To recap, from Istanbul we went to Izmir where we did a day trip to Ephesus. From Izmir we went to Pamukkale and stayed two nights. Both Ephesus and Pamukkale which includes ancient Hierapolis, were fascinating. I’ll tell you about Ephesus next.
Ru
Doramac
The Blue Mosque
Randal and I chose to see the Chora Church and the Dolmabahce Palace (no photos allowed) rather than the Haghia Sophia and the Topkapi Palace. There just wasn’t enough time to see it all and each charged a hefty entrance fee. The Blue Mosque, however, was free and just a five minute walk from our hotel, so one morning I went to see it. Randal chose not to, and instead walked around the small local bazaar and then had coffee at McDonalds. One day we’ll return to Istanbul because it’s a place that calls you back and then we’ll see more and miss more and then have to go back again.
The entry way to the Blue Mosque on a gray rainy day.
“The Blue Mosque was commissioned by Sultan Ahmet I as a rival to Hagia Sophia and designed by architect Mehmet Aga (Aga’s unfortunate predecessor was fired – i.e., executed).
Construction on the mosque began in 1609 and took seven years. Sultan Ahmet died only a year after the completion of his masterpiece, at the age of 27. He is buried just outside the mosque with his wife and three sons.
One of the most notable features of the Blue Mosque is visible from far away: its six minarets. This is very unique, as most mosques have four, two or just one minaret. According to one account, the Sultan directed his architect to make gold (altin) minarets, which was misunderstood as six (alti) minarets.”
“Whatever the origins of the unique feature, the six minarets caused quite a scandal, as the mosque in Mecca also had six minarets. The problem was solved by adding a seventh minaret to Mecca’s mosque.”
http://www.usislam.org/mosques/blue_mosque_istanbul_turkey.htm
It was really hard to get a photo of that included all 6 minarets because one would hide the other from most views. This tilted shot is the best I could do. As we were walking to the Mosque from our hotel Randal asked me if I knew how to find it and then pulled out his map. I just looked at him because the Blue Mosque is the most visible structure in Sultanahmet and you could only miss it if you walked with your eyes closed.
Why it’s called the “Blue Mosque.”
The beautiful blue dome and the hanging glass lights.
The blue tiles help give the Mosque its name.
Turkish carpets on the floor and no shoes were allowed. You were given bags at the entrance to carry them around with you.
Inside the Mosque were two marble was basins, one for men and one for women.
This one was near the women’s prayer area which was behind a screen, separated from the men and the main beautiful hall.
Stained glass windows would have filled the mosque with colored lights on a sunny day.
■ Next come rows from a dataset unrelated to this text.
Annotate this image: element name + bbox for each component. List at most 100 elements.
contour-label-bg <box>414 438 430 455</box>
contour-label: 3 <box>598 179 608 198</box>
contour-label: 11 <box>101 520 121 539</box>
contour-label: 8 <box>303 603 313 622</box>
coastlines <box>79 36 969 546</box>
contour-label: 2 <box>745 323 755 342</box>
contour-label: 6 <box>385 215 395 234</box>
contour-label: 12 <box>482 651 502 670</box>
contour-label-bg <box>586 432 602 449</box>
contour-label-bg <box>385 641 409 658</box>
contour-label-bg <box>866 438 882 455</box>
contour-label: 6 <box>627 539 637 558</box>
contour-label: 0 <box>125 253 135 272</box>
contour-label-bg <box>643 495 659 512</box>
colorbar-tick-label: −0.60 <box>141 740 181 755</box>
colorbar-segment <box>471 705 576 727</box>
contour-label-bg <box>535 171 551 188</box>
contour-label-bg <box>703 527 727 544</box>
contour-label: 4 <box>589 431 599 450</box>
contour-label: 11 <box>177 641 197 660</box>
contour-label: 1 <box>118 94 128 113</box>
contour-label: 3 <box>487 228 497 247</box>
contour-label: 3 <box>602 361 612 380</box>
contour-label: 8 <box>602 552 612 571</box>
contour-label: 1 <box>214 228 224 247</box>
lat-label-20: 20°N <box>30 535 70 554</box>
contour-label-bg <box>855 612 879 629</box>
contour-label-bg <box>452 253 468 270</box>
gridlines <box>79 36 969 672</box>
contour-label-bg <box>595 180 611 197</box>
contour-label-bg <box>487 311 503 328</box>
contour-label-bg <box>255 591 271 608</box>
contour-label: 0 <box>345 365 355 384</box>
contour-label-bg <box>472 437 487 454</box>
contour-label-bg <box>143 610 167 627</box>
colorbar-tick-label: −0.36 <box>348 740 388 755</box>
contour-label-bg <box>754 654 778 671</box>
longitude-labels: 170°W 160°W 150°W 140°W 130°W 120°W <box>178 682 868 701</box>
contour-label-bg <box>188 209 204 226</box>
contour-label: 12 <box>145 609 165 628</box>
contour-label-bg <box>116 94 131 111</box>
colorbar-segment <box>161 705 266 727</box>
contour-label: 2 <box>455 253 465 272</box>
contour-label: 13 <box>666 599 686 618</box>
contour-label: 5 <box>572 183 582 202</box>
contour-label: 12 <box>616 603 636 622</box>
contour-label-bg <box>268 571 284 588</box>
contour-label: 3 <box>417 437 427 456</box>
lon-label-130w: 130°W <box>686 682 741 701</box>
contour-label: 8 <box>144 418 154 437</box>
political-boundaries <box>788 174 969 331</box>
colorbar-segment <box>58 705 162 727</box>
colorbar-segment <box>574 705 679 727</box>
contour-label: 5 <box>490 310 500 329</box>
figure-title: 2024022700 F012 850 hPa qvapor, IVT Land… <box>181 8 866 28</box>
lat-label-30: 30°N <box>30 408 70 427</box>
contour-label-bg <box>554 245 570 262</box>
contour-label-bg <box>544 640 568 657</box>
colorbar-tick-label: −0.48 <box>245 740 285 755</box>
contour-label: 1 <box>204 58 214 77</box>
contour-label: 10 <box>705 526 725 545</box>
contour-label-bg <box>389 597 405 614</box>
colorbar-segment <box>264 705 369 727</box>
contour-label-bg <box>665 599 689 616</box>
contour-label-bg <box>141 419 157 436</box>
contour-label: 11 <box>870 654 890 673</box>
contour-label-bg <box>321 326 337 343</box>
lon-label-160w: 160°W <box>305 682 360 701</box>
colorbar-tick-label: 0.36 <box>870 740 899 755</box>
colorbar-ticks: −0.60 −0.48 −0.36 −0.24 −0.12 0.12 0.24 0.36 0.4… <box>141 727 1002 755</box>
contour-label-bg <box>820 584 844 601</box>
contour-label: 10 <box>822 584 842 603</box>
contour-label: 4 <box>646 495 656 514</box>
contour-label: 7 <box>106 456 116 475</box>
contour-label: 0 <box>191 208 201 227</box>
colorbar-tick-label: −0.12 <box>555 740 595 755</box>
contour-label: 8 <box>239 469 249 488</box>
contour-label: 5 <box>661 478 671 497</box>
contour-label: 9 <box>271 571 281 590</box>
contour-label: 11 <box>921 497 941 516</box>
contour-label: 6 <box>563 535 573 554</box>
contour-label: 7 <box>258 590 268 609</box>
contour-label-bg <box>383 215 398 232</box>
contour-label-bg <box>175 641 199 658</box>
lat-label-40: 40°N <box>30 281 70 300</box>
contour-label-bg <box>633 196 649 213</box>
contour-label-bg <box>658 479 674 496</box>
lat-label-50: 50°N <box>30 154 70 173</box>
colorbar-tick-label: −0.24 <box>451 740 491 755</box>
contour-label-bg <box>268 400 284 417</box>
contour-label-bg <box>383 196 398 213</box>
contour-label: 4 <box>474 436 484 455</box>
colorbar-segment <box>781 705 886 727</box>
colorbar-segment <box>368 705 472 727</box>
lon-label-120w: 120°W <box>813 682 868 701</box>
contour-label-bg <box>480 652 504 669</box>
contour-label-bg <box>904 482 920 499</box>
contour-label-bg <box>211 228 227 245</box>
I left the Mosque and went to explore the bazaar and the back streets where we hadn’t yet walked.
On a street of shops and restaurants this cat had made itself comfortable on a pile of pillow covers.
I wandered the back streets past these colorful buildings on my way to join Randal in the center of Sultanahmet.
A display of porcelain in a shop window of one of the hotels in Sultanahmet.